00000060: 0000 0000 0000 0000 0000 0000 0000 0000 ................
00000070: 0000 0000 0000 0000 0000 0000 0000 0000 ................
00000080: 0000 0000 0000 0000 0000 0000 0000 0000 ................
00000090: 0000 0000 0000 0000 0000 0000 0000 0000 ................
000000a0: 0000 0000 0000 0000 0000 0000 0000 0000 ................
000000b0: 0000 0000 0000 0000 0000 0000 0000 0000 ................
000000c0: 0000 0000 0000 0000 0000 0000 0000 0000 ................
000000d0: 0000 0000 0000 0000 0000 0000 0000 0000 ................
000000e0: 0000 0000 0000 0000 0000 0000 0000 0000 ................
000000f0: 0000 0000 0000 0000 0000 0000 0000 0000 ................
00000100: 0000 0000 0000 0000 0000 0000 0000 0000 ................
00000110: 0000 0000 0000 0000 002d 9cc6 0000 00 .........-.....I looked up the header file for KeePass versions and I was able to carve out a KDB file from the help.dmp file. However, I wasn't sure at the time that this was the same KDB. (It actually was).
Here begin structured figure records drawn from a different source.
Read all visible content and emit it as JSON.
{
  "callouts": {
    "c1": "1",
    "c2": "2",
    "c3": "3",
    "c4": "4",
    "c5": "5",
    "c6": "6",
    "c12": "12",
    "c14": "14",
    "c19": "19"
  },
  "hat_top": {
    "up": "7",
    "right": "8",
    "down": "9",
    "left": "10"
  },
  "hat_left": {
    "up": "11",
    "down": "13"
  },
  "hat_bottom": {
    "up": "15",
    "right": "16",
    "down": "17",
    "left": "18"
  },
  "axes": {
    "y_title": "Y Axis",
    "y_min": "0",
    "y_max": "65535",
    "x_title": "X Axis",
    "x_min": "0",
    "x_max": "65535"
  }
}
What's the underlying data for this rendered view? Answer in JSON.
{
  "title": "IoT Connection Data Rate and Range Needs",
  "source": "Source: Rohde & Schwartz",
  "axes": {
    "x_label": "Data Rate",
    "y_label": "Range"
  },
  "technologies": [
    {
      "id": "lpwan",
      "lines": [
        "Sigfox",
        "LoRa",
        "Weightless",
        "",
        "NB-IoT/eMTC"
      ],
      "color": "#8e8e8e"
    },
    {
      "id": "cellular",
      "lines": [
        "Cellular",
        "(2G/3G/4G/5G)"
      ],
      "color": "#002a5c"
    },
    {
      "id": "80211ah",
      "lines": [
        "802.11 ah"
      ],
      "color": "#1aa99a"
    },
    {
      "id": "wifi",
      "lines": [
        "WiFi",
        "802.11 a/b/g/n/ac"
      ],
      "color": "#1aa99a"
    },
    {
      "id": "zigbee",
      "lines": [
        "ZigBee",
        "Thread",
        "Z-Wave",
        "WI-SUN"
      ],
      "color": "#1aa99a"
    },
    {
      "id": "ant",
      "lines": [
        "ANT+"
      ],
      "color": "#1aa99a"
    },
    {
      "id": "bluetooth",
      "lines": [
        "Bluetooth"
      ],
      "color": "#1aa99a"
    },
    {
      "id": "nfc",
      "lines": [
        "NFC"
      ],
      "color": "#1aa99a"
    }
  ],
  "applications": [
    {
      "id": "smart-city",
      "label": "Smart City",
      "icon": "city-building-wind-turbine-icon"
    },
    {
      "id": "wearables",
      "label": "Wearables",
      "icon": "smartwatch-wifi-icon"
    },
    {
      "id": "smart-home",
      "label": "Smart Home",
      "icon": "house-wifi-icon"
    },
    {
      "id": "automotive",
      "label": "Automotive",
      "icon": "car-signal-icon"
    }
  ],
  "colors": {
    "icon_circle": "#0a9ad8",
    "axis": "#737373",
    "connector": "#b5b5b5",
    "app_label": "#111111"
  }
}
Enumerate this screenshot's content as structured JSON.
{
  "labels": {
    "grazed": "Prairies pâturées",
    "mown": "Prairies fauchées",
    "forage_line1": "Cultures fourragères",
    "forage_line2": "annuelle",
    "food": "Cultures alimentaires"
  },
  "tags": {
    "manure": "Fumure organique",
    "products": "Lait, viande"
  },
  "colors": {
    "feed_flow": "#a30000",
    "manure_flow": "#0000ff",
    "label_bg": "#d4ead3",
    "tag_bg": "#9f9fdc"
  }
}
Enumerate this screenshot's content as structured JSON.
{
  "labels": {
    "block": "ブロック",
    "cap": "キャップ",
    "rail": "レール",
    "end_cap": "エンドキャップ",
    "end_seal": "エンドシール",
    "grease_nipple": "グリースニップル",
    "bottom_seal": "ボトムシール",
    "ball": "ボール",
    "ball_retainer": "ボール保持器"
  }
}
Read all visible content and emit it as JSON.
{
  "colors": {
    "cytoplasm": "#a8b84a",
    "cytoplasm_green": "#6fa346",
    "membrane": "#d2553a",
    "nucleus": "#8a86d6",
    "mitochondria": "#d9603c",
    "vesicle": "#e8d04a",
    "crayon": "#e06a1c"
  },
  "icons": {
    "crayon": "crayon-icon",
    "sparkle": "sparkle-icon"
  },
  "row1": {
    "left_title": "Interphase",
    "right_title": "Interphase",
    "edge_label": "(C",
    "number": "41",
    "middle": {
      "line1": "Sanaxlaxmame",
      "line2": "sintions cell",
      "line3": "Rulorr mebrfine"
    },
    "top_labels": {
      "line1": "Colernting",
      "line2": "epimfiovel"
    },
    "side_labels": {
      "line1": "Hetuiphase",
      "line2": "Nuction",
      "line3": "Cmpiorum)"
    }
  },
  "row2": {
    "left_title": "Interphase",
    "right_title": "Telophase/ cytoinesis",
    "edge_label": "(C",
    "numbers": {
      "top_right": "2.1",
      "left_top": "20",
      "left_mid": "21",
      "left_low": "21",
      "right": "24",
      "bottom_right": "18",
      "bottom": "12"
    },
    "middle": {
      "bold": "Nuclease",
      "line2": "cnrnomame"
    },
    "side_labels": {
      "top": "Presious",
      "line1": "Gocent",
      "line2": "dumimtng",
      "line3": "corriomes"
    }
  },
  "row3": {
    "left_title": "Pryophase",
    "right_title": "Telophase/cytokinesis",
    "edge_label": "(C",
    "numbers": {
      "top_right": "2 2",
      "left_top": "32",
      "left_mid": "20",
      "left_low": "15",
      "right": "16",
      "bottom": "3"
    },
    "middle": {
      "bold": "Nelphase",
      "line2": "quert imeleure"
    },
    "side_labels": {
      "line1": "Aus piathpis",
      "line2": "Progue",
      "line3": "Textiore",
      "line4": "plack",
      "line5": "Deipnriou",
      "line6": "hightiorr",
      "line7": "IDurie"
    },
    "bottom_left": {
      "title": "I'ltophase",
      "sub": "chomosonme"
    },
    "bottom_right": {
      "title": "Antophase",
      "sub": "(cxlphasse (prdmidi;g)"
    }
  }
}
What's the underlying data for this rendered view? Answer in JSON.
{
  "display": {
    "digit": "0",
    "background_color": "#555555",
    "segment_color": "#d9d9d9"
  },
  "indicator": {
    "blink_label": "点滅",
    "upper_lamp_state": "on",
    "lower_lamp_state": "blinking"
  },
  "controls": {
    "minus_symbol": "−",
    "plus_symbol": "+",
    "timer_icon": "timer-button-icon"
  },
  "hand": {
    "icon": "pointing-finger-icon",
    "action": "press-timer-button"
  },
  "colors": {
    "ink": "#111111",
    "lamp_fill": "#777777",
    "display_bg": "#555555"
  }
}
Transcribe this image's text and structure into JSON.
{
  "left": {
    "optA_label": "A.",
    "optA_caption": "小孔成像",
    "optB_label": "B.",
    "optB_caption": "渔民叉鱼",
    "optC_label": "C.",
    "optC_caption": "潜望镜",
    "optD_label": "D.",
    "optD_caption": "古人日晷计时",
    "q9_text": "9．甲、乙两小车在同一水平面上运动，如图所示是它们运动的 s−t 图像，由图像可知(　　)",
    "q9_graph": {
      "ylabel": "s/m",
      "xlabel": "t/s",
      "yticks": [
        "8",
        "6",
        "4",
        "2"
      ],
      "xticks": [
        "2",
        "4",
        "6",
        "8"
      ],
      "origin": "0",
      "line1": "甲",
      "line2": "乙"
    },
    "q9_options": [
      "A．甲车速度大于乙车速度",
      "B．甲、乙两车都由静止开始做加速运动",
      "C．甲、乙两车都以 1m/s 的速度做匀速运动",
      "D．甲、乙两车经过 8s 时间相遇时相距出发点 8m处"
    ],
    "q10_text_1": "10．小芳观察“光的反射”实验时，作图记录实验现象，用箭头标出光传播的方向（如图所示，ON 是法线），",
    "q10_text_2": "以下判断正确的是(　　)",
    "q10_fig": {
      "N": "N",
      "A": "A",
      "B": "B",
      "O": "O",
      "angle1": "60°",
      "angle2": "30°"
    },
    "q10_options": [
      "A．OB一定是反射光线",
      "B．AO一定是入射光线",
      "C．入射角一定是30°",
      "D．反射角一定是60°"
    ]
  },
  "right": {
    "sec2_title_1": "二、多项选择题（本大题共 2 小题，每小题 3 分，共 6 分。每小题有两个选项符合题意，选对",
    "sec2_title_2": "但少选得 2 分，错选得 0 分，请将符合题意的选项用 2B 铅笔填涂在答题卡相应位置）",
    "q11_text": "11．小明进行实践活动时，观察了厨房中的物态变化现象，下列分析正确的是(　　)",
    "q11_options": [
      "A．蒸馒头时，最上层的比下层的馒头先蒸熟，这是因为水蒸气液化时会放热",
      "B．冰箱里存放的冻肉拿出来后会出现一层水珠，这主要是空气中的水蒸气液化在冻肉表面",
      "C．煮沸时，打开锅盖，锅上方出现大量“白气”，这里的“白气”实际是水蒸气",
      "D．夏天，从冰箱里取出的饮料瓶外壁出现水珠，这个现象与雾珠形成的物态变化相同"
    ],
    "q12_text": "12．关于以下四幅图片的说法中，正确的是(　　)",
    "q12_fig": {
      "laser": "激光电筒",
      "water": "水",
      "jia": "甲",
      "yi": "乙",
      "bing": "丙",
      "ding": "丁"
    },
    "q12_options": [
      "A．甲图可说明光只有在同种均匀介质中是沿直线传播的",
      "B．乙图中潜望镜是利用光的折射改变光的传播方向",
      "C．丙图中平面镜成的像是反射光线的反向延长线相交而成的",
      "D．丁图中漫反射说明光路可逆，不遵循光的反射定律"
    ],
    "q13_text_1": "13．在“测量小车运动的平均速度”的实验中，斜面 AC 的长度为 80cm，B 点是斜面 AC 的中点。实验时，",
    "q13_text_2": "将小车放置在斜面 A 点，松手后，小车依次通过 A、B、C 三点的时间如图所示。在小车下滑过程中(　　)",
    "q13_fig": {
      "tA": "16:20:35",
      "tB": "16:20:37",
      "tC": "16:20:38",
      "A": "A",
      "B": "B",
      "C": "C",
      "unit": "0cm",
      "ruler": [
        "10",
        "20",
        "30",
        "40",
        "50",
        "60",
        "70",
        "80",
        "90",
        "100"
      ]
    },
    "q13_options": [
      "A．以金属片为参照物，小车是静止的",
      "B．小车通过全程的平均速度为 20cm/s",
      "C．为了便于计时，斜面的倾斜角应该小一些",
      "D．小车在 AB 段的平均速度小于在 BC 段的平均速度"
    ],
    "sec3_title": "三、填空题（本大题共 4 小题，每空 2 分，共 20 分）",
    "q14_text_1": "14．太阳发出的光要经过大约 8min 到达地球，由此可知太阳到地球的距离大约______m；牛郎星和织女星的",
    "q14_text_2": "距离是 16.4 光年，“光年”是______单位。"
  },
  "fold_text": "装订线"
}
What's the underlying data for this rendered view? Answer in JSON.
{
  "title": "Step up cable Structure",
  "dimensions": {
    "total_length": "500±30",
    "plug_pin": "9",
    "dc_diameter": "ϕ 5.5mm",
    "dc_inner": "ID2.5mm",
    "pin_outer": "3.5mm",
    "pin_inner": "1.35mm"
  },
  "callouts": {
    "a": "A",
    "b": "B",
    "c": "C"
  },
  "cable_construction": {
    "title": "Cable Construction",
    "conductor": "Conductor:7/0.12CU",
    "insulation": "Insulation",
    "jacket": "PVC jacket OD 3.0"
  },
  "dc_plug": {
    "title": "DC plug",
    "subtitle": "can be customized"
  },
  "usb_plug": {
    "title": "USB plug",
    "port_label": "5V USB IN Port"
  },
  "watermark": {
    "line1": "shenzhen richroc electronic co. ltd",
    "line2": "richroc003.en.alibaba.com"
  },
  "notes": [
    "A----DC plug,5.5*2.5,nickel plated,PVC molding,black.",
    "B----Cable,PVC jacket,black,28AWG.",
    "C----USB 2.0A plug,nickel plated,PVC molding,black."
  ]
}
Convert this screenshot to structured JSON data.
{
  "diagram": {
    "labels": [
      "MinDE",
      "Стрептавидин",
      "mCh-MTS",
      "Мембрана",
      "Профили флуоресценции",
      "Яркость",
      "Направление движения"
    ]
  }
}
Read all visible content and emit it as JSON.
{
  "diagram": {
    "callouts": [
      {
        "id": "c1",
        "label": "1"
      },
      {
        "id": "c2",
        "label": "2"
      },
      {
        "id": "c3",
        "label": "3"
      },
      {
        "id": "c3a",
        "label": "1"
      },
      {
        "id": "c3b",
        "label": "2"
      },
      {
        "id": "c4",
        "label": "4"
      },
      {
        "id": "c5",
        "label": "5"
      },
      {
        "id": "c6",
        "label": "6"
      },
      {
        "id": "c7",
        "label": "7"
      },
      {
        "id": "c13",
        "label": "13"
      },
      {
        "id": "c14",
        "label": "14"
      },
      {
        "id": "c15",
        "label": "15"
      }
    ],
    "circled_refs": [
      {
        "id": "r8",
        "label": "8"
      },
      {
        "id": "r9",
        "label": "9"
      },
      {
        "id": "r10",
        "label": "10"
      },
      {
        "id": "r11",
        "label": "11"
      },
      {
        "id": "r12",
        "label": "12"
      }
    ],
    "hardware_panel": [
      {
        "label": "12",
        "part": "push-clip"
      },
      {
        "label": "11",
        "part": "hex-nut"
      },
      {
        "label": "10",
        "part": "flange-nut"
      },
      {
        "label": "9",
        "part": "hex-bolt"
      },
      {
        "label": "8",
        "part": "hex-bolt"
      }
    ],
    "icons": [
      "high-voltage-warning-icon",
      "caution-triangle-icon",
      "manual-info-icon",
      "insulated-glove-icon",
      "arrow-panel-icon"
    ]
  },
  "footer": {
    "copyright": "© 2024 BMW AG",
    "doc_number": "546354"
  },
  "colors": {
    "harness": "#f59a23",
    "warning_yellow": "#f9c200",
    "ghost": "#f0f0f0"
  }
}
- KeePass 1.x KDB File (this one):
03 D9 A2 9A 65 FB 4B B5 - KeePass 2.x KDBX File:
03 D9 A2 9A 67 FB 4B B5
The next traffic I decrypted was on port 7777. Here are the decrypted screenshots I actually cared about:
I thought this search was quite funny:
At this point I was saddened that I had to find the master key from the keylogging output off of port 8888. So my next step was to decrypt the traffic for port 8888. The streams from the keylogger were using the LZNT1 and RC4 encryption from the crypto dll.
So I plugged in that key which I thought was the masterkey and realized that the length of the key in the screenshot did not match the length of the keylogger output. I had to revisit the keylogger dll to see what was going on.
Turns out it was actually not using the shift keys for special characters, dropping any special characters like "_", and only taking the lowercase version of the key.
I did a simple search in help.dmp for "th3_" and was able to partially find the key:
Master password was Th!s_iS_th3_3Nd!!!
And the flag was f0ll0w_th3_br34dcrumbs@flare-on.com
At this point I'm so happy. Much relieved. My husband is glad I can stop talking about flareon6.
My two favorite challenges this year as 11 & 12. I felt like the clue giving was very sophisticated. Compared to the last time I played (flareon4), I felt that this year was a bit easier. However, I'm very thankful that the Flare Team gives multiple weeks to finish these challenges. I only had a few hours each weekend and some time in the work week evenings to actually work on these challenges.
Thank you Flare Team, I very much enjoyed this year.